The View From Here

The View From Here

Friday, May 13, 2011

My Lovely Garden

My lovely garden-

So carefully nurtured;

Cuttings and seedlings, so many hopes and dreams

Ravaged by violent winds and angry rain

I shook my fist at the storm clouds,

Helpless as what I had tended was swept away.

Only the strongest and best rooted survived;

And in their tenacity would bloom great and unexpected beauty.

The storm clouds fled,

The Sun restored.

And just, there,

Gleaming, shimmering

In the new light,

Long hidden, forgotten treasure

Once buried under my best laid plans.

A couple of years ago, shortly after I sent my second husband packing, I had a strange dream. In it I was at home, having coffee with a very dear friend, when an terrible storm arose. Thunderstorms here cause the gutters to fill quickly, the storm sewers can not keep up, and the water began to rise up over the lawn. My friend suddenly, in a panic, said she needed to get home, gave me a cursory hug and fled (or so it felt).

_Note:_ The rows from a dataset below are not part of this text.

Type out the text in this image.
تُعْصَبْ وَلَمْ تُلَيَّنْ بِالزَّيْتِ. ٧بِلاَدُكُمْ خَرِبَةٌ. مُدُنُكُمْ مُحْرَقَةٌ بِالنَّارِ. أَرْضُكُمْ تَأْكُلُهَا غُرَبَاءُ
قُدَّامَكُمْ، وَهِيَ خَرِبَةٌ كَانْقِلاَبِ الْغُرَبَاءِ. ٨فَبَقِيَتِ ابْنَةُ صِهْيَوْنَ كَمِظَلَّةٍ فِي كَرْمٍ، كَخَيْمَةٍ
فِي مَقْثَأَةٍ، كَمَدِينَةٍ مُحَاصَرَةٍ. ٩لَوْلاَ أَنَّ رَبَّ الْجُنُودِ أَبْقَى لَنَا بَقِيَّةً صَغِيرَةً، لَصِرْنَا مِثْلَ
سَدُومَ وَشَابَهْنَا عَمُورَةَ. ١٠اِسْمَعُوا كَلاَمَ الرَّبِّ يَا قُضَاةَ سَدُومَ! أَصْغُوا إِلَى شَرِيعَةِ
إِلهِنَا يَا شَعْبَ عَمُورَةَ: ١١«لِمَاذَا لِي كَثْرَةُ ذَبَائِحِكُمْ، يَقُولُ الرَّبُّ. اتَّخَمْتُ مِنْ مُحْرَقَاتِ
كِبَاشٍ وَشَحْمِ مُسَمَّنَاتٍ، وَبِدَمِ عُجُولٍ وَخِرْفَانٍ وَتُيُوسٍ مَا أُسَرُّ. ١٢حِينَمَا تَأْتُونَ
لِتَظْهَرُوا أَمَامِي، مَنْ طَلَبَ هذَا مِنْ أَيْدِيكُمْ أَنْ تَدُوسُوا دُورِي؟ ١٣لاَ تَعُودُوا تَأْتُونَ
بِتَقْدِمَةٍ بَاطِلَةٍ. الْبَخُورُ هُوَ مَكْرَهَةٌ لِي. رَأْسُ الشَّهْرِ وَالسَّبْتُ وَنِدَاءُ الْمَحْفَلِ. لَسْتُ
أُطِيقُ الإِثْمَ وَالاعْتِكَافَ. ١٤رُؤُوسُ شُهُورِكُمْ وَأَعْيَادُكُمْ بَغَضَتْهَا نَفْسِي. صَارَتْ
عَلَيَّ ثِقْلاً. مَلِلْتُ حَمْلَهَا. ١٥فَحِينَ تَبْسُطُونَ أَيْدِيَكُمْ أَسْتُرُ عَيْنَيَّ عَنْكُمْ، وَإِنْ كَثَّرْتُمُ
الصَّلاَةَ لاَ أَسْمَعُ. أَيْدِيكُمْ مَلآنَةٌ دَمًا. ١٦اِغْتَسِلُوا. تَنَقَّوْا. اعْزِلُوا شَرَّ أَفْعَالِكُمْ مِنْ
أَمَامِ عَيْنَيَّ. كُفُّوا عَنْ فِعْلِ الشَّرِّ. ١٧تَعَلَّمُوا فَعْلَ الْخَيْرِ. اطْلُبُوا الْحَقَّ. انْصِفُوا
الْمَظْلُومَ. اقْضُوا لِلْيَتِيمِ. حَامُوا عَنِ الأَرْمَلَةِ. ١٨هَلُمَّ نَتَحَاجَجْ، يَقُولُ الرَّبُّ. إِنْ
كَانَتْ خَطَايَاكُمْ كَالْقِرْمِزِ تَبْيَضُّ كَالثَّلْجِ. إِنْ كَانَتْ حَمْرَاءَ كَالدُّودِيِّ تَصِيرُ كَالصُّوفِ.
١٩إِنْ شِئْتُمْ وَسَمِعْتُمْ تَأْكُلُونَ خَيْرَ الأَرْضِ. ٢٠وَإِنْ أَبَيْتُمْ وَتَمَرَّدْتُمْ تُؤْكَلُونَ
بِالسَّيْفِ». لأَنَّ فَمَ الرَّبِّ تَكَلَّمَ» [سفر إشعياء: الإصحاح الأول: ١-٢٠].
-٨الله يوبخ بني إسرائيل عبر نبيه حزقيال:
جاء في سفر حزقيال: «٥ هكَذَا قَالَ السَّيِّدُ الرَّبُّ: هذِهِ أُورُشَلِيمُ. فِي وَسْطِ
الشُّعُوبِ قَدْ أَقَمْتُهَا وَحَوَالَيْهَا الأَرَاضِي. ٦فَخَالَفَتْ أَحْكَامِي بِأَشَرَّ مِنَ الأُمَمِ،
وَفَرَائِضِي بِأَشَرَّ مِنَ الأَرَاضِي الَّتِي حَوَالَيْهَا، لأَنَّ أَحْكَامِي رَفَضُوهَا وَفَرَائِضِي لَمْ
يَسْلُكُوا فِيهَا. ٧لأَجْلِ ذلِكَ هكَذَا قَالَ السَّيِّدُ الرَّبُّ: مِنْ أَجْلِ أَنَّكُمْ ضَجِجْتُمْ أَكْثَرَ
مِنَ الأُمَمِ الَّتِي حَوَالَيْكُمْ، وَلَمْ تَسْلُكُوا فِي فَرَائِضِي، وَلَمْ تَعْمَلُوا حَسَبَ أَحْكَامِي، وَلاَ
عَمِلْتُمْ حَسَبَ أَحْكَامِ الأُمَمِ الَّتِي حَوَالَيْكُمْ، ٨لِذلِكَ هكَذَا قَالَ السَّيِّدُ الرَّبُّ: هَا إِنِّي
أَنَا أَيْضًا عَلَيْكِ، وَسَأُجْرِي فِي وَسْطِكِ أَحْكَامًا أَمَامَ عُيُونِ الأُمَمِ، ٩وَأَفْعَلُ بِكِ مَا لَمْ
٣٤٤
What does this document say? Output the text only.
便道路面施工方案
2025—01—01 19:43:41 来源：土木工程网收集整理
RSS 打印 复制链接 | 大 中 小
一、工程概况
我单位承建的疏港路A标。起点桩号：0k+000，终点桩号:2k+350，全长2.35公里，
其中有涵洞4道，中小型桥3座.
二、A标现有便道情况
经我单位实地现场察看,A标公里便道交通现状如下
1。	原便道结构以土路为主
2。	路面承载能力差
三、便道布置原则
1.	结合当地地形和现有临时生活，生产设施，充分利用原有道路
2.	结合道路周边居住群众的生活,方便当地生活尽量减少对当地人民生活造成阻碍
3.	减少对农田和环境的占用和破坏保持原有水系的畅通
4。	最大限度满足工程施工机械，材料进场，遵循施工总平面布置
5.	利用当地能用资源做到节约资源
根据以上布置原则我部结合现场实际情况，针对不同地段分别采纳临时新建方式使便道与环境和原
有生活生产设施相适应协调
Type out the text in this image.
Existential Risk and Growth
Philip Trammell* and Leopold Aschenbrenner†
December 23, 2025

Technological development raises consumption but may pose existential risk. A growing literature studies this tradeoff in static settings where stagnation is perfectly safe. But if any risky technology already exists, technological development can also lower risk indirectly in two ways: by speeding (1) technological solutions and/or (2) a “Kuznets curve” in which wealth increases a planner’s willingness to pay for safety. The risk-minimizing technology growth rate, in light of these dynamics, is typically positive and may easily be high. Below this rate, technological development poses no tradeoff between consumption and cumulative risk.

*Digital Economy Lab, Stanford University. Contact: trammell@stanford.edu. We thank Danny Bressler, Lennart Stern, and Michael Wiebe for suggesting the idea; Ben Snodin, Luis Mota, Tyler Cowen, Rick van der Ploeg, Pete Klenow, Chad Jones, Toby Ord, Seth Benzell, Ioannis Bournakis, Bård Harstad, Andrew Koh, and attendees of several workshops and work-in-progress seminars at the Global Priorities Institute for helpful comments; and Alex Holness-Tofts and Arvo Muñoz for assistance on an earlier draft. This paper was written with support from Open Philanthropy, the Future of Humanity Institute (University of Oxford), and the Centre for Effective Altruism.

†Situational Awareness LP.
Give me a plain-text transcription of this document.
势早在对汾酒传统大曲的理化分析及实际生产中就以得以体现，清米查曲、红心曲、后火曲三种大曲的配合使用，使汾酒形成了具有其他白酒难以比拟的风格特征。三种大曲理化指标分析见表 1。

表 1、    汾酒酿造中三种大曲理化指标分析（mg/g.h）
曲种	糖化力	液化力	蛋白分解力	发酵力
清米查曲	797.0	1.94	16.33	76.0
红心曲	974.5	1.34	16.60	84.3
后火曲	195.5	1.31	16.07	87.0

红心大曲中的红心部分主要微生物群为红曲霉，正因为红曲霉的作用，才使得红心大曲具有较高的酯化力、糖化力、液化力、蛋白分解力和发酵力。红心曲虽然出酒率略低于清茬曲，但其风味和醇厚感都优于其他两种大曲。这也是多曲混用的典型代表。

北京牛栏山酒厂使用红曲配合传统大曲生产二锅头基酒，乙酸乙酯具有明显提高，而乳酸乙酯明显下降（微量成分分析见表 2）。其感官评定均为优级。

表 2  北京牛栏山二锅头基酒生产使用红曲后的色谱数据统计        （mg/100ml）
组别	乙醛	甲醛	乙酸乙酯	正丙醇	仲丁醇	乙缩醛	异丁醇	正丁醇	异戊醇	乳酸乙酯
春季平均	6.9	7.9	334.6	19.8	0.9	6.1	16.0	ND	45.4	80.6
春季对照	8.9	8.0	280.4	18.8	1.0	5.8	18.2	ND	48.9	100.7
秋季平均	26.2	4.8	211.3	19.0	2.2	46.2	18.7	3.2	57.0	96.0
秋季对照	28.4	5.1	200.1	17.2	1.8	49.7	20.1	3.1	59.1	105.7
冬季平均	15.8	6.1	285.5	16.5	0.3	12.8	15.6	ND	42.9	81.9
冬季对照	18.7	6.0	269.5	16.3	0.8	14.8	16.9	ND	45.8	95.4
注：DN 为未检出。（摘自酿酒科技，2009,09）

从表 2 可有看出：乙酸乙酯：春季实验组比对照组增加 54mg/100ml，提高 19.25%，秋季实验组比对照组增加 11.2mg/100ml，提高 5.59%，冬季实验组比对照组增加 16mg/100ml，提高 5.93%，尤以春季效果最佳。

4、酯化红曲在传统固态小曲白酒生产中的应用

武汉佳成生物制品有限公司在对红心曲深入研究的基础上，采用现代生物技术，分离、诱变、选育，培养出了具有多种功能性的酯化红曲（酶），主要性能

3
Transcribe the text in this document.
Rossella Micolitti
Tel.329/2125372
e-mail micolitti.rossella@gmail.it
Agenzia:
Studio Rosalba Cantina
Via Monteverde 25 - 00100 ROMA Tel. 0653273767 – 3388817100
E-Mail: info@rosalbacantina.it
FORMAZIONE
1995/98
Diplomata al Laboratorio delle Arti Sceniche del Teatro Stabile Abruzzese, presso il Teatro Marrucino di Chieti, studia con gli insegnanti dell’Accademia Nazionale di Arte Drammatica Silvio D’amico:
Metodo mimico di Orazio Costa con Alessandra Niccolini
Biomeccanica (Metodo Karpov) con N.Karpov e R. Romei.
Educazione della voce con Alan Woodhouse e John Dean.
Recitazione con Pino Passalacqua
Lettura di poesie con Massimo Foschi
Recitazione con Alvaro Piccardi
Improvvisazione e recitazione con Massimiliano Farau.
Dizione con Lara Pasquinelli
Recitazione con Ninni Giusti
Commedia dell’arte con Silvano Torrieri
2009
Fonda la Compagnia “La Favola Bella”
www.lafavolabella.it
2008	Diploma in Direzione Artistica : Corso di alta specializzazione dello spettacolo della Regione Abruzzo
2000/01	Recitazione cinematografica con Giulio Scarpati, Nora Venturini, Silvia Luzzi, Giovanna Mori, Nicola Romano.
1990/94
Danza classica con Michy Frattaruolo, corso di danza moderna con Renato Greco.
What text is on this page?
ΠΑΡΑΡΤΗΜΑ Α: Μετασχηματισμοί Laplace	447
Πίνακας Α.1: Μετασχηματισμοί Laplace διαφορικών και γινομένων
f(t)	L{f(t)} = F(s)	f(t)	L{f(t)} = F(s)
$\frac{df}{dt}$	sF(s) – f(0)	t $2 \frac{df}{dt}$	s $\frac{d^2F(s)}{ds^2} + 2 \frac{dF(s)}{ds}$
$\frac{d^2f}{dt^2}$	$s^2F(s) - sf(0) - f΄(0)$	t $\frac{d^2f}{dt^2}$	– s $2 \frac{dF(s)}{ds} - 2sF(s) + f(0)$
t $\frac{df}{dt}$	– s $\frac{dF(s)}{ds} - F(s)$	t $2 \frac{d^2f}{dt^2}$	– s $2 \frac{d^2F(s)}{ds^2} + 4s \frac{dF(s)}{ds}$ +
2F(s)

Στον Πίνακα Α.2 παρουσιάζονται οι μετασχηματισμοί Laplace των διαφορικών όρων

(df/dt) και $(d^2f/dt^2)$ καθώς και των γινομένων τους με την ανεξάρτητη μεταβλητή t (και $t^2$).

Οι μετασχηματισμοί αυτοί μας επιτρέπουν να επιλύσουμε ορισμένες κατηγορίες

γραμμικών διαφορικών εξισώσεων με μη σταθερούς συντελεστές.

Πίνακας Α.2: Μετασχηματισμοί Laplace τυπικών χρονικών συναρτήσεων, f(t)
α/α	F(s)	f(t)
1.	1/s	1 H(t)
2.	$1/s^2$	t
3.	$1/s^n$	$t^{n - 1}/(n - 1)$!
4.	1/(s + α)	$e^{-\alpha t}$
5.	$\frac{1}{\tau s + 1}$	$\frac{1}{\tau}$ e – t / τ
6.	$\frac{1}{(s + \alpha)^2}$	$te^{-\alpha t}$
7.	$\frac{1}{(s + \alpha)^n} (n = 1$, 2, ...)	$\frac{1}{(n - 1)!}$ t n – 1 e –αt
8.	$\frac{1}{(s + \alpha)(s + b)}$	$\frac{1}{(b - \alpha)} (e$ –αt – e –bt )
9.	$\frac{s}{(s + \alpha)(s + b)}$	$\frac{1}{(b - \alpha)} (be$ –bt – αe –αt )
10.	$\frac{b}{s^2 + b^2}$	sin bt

I stood alone watching the water rise from my window, bitterly thinking; "Fine, leave me here, alone. I don't need your help". My thoughts were angry & self-pitying. I was having hard time dealing with the emotional fallout of being single again. And then in my dream my whole attitude shifted. The water stopped rising & I realized my house was on higher ground, and my thoughts were that I was OK and I would be fine.

I wondered about the dream for several days, and then, finally the pieces fell into place. My ex had been making my life complicated and uncomfortable. He was hurting and angry, and I was bearing the brunt of his pain still. I felt like I had been left to cope with all of this on my own, like I had no one to lean on. And then I heard Holy Spirit tell me my house was on higher ground, my life is planted in The Rock, and I will be OK, all would be well.

Not long after that things settled down with my ex. I re-established ground rules for our communication and refused to get drawn into his drama. And today, when the storm clouds gather & I see the water start to rise I remember that my house is on higher ground.

Coming through the storms of life reveals new treasures, and sometimes has restored old, long forgotten dreams.

What storms have you weathered? What treasure did the rain uncover?